他拥有了在这个混乱时代安身立命、甚至向上攀爬的资本,但危险也接踵而至。
大D那边肯定不会善罢甘休,只是暂时被选举拖住了而已。
许督察那边也在逼他。社团内部,他一个草鞋,看似有点风光,实则根基浅薄。
他需要尽快消化今天的收获,提升实力,同时,也要应对眼前的麻烦。
随便找了家茶餐厅吃了点东西,又去旧衣店买了件普通的衬衫换上,将原来那件带血的花衬衫处理掉。

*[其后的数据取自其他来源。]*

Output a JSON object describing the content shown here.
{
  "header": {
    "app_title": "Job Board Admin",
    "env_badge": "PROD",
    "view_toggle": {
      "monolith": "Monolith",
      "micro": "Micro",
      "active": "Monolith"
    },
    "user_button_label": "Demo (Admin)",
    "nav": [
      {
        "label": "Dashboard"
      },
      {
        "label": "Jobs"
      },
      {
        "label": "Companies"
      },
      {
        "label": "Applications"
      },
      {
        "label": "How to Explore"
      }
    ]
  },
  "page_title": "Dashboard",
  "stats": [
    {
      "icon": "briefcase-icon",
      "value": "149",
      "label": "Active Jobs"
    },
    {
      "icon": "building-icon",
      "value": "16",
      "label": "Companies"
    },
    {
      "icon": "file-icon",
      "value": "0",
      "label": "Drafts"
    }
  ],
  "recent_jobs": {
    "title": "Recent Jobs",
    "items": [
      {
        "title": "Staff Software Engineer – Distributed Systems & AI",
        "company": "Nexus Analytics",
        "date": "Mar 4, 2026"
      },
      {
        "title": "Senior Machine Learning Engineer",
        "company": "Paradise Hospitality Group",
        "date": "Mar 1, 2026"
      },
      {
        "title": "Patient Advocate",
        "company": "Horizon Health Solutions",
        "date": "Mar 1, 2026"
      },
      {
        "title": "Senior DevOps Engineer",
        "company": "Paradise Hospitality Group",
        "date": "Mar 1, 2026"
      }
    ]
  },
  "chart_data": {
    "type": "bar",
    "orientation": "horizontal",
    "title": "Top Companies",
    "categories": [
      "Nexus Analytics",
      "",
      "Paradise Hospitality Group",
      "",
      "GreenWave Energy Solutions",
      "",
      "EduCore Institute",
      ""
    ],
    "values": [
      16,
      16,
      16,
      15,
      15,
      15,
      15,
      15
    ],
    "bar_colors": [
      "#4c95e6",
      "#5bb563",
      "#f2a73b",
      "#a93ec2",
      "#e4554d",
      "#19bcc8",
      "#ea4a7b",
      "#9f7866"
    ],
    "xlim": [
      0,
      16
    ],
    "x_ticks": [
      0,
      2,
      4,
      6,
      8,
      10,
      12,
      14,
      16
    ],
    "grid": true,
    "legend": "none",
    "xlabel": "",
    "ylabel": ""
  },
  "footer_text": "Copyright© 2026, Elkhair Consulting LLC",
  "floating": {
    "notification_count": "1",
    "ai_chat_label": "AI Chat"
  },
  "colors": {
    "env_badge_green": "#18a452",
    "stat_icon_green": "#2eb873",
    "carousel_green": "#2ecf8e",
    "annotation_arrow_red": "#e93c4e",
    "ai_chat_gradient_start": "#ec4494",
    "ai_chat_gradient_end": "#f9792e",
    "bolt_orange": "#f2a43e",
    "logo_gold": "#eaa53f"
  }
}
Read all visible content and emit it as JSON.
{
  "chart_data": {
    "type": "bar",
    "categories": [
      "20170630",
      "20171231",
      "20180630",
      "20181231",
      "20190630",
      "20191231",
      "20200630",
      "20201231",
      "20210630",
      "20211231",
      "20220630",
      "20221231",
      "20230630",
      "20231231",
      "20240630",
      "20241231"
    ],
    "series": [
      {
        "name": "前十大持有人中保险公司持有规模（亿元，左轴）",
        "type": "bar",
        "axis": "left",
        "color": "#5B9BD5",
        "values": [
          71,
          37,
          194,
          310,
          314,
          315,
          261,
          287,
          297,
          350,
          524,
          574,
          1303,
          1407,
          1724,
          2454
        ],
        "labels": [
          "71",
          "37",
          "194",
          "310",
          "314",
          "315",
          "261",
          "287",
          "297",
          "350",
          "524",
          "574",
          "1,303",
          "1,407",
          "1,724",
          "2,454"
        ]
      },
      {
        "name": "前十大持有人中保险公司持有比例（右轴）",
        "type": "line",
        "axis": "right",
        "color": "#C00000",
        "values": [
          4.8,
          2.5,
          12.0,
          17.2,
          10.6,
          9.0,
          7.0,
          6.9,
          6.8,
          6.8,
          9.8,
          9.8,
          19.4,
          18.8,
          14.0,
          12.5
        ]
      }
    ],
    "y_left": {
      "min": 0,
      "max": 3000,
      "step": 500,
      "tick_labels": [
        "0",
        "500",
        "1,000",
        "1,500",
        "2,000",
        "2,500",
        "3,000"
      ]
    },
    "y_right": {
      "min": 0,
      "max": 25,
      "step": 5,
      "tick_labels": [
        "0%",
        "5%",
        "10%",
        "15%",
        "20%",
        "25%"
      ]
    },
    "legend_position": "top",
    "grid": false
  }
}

等到天色渐晚,华灯初上,李安才拦了辆出租车,说出一个地址。
“湾仔,铜锣湾。”
出租车穿过繁华的街道,经过红磡海底隧道,驶向港岛。
夜晚的铜锣湾,灯火璀璨,人流如织,正是夜生活开始的时候。
但李安的脸上却没有丝毫轻松。
车子在一个相对僻静的街口停下。
李安付了钱下车,刚走到自己看管的“爱琴海”酒吧门口,眉头就猛地皱了起来。
往日里此刻应该霓虹闪烁、音乐隐约传出的酒吧大门,此刻一片狼藉。玻璃大门碎了一地,里面的景象透过破损的门框清晰可见——桌椅东倒西歪,大部分都被砸烂了;
吧台后的酒柜空空如也,各种酒瓶的碎片和五颜六色的酒液混合在一起,流淌得满地都是;舞台上的音响设备被推倒,麦克风拖在地上;灯光昏暗,只有几盏没被砸坏的应急灯还亮着,映照出满目疮痍。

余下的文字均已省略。